What remains certain is that Reconstruction failed, and that for blacks its failure was a disaster whose magnitude cannot be obscured by the genuine accomplishments that did endure.
– Eric Foner
By ann summers
The libertarian warlordism nationally rampant in the 1870s may yet return in the 21st Century, given its revival in the Second Reconstruction of the 1960s Civil Rights movement and its apparent reemergence in the post-9/11 period.
The Third Reconstruction might even deconstruct its predecessors. Unfortunately, unlike the Reverend Barber’s hopeful view, it could all go dystopian and sideways. The running joke on the left about libertarians needing to move to Somalia could come to fruition, just as RW domestic terror is on the uptick.
Federal troops always seem to make an appearance and it soon could be no different. Cinematic versions of a third Reconstruction and its warlord militias could resemble David Brin’s The Postman which was made into a film of the same name. Think The Book of Eli without the Ted Cruz subtext. Or Mad Max movies with healthier warlords and more POC other than Tina Turner.
Another message of the plot deals with the backstory of the post-apocalyptic world: specifically, that it was not the electronics-destroying EMPs, the destruction of major cities, or the release of various bio-engineered plagues that actually destroyed society, but rather it was the Holnists themselves, who preyed on humanitarian workers and other symbols of civilization.
“Poor economic conditions caused voters to turn against the Democratic party. In the 2010 Congressional elections, the Republicans assumed control of the House. Public opinion made it difficult for the Obama Administration to develop a coherent policy.” Curiously, the history of the Panic of 1873 is described similarly noting of course the ideological reversals of Party identifications after WWII with the Dixiecrats’ defection and the GOP Southern Strategy.
The failure of reconstruction in the US coincided with the rise of reactionary racist insurgencies like the KKK, among others covert and overt in identification still operating today as Sons, Daughters, and citizens councils of whatever. Clearly national economic crisis dominated the period and helped shift US demography and economy as well as producing a pernicious Jim Crow racism that still remains as the pentimento for a diverse modern US society now expanded to other POC.

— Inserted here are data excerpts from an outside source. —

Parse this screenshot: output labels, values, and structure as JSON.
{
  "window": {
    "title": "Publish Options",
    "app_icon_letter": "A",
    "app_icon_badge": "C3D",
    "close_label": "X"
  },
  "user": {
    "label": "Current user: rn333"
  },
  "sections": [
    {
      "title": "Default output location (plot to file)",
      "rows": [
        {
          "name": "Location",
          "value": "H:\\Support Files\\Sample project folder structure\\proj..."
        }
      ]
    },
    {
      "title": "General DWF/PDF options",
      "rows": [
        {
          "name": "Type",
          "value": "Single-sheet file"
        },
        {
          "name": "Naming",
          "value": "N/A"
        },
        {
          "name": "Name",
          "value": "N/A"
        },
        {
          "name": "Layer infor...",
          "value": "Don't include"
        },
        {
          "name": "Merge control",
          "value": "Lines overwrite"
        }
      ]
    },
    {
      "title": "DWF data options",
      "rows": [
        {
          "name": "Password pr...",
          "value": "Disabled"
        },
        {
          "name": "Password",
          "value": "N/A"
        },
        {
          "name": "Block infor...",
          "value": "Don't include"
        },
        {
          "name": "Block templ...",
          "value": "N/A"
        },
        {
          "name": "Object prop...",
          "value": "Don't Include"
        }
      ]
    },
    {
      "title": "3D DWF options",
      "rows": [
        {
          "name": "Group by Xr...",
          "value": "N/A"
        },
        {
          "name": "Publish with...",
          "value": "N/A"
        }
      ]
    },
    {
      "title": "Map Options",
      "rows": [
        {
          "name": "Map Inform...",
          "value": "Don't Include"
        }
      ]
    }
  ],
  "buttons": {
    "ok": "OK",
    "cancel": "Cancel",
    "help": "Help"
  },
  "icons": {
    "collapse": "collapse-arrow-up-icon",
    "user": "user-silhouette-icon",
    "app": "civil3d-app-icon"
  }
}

The monetary metalism of contemporary RW libertarianism has its roots in this post-Civil War period as well as the ideological shifts among the political parties still dependent on secessionized regional identities at the beginnings of the Progressive period.
The rise of RW militias and domestic terrorist cadres still outnumber the threats by any other groups and form those institutions that give cover for RW political institutions accumulating power and wealth on a model dating back to US anticommunism and fascism. These will be the basis for a future warlordism, the robber baronism for the 21st Century. Republican regionalism and the rise of local states as prolific as the stupidity of frontier social justice warriors(sic) in Eastern Oregon or Western Yemen.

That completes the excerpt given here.